The Louisiana Republican has appeared on NBC and Fox News to defend the voucher program and criticize the administration.
“Now the Department of Justice, using the same rules that were there to prevent discrimination against minority children, is going after some of these parents and some of these kids and saying, ‘We don't know that we want to allow you to make this choice,’” Jindal said on Meet the Press, two days after DOJ’s announcement.
And today he brought his fight to Washington. At a press conference just a few blocks from the White House, and attended by national media outlets like the New York Times and Politico and education trade journals like Education Week, Jindal continued to argue his side, directing his message to Obama and his attorney general, Eric Holder.
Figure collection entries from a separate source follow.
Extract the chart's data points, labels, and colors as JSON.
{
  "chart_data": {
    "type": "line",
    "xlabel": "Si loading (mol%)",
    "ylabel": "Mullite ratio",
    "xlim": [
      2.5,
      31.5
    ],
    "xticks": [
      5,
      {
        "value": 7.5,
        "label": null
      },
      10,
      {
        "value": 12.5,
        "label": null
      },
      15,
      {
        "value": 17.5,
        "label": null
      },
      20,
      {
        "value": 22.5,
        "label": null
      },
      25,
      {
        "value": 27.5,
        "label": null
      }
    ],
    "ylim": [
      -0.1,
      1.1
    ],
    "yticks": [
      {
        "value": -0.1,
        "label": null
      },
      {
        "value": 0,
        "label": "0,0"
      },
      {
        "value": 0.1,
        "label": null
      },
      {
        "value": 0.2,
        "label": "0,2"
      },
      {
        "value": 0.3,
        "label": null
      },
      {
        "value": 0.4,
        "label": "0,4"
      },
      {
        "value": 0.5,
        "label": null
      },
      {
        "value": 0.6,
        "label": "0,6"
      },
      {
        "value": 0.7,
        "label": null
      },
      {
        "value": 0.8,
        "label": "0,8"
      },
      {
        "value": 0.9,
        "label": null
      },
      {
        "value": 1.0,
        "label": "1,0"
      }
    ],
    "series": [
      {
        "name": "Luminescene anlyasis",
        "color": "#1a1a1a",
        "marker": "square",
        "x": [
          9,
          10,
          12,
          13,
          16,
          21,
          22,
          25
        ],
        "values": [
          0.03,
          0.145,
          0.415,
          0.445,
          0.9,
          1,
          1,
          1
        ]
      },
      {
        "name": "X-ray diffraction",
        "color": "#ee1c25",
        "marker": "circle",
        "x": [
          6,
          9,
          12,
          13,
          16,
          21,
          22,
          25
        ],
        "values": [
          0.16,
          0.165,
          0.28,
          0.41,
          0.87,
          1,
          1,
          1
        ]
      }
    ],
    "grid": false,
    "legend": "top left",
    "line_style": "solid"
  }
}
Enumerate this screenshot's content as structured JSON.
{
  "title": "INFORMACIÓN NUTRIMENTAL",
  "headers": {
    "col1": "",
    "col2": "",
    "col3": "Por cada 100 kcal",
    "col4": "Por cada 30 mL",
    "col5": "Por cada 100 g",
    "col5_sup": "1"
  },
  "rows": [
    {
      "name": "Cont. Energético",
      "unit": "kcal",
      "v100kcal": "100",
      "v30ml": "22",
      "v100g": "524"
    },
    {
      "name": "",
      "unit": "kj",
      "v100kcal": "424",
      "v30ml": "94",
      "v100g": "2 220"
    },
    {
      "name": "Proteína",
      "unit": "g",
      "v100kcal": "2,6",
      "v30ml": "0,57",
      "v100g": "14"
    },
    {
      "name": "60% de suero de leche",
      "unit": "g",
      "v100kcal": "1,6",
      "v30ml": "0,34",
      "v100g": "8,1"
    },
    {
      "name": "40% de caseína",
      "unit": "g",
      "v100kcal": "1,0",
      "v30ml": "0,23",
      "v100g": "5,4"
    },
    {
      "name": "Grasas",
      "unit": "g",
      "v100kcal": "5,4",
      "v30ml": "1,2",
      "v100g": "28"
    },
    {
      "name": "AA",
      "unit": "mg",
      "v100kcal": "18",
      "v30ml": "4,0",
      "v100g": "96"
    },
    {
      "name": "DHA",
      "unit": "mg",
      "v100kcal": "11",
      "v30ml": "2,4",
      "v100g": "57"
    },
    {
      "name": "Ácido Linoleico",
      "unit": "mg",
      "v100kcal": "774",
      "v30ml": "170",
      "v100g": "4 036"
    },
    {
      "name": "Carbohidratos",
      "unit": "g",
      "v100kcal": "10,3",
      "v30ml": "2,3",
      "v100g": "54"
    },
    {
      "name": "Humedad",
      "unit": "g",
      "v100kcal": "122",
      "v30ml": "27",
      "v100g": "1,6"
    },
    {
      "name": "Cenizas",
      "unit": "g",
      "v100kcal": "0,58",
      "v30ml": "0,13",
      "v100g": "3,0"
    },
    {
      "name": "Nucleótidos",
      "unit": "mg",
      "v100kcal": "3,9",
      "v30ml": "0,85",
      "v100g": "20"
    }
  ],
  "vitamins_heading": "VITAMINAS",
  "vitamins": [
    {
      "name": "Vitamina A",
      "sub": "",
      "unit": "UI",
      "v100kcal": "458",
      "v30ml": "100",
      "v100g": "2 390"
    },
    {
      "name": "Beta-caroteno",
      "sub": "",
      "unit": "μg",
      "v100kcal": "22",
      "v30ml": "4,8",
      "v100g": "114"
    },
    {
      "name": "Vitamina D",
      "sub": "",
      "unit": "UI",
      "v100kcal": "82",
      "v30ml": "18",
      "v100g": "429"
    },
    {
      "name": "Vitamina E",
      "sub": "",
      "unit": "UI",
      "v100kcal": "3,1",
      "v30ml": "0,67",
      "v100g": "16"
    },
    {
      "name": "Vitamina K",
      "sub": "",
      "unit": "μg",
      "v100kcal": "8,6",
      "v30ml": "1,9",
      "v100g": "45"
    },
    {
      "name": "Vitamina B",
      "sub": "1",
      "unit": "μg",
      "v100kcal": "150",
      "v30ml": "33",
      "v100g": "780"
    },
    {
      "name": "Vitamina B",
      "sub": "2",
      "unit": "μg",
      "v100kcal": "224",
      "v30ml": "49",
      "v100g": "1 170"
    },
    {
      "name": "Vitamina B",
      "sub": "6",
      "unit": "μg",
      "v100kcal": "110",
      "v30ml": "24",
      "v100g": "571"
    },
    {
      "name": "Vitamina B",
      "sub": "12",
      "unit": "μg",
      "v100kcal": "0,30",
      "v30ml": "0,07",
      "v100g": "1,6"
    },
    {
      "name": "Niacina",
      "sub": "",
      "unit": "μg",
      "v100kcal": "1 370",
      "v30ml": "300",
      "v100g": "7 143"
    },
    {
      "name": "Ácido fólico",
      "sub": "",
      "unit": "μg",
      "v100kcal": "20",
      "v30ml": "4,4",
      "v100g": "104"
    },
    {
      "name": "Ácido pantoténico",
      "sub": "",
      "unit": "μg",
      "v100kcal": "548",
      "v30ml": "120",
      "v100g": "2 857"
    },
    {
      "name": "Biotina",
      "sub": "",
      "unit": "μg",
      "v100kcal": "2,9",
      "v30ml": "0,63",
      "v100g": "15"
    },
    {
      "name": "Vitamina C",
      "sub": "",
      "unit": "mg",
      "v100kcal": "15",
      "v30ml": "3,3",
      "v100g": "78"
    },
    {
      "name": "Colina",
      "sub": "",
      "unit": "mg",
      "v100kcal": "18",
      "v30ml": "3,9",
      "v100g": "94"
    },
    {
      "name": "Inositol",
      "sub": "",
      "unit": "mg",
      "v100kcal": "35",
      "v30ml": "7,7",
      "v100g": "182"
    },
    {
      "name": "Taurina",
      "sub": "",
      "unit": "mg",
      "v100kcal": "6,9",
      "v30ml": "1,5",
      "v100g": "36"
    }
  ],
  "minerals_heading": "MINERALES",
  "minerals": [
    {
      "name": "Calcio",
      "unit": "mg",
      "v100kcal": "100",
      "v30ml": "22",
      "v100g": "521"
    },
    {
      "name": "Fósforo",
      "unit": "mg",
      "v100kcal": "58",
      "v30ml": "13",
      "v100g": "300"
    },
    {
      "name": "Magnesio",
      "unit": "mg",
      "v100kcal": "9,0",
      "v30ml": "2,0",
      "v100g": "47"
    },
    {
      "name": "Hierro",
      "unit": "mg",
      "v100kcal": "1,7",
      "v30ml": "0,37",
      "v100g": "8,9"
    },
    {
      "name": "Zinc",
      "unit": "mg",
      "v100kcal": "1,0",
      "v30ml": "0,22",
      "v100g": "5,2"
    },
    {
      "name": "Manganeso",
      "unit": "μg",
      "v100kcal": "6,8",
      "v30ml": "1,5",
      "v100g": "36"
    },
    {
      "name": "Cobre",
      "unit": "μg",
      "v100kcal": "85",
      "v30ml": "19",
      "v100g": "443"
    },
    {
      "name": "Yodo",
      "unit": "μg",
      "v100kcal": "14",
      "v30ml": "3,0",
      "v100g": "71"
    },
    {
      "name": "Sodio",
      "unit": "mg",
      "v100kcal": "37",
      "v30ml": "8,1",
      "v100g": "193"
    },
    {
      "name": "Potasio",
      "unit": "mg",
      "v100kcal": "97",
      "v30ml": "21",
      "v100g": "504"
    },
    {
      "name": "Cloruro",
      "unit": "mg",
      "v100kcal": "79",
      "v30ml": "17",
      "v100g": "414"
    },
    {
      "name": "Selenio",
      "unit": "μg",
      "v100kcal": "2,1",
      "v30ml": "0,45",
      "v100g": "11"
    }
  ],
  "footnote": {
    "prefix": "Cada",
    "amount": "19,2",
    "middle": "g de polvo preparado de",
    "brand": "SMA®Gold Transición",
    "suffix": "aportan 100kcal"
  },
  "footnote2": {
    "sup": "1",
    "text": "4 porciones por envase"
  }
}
“We’re going to fight,” Jindal said. “We’re going to go every step of the way to make sure that these children have a chance to get a great education. I repeat my invitation to the president and the attorney general. They need to drop this lawsuit.”
Joining Jindal at the press conference was former Florida governor Jeb Bush, whose tenure in Tallahassee was marked by widely applauded reforms to that state’s education system. Bush added to the criticisms of the DOJ’s suit.
“It is a political action focused on the adults in the system that have economic interests, more than anything else,” Bush said.
By standing with Jindal, Bush adds depth to the bench. The risk for Jindal is that his compatriot in this fight may run for president himself. Would there be room on the GOP presidential primary stage for two education policy reformers? When asked by the New York Times’s Jonathan Martin about the 2016 race, Bush, the younger brother and son of the last two Republican presidents, declined to comment.
But for now, they're standing together to fight Obama.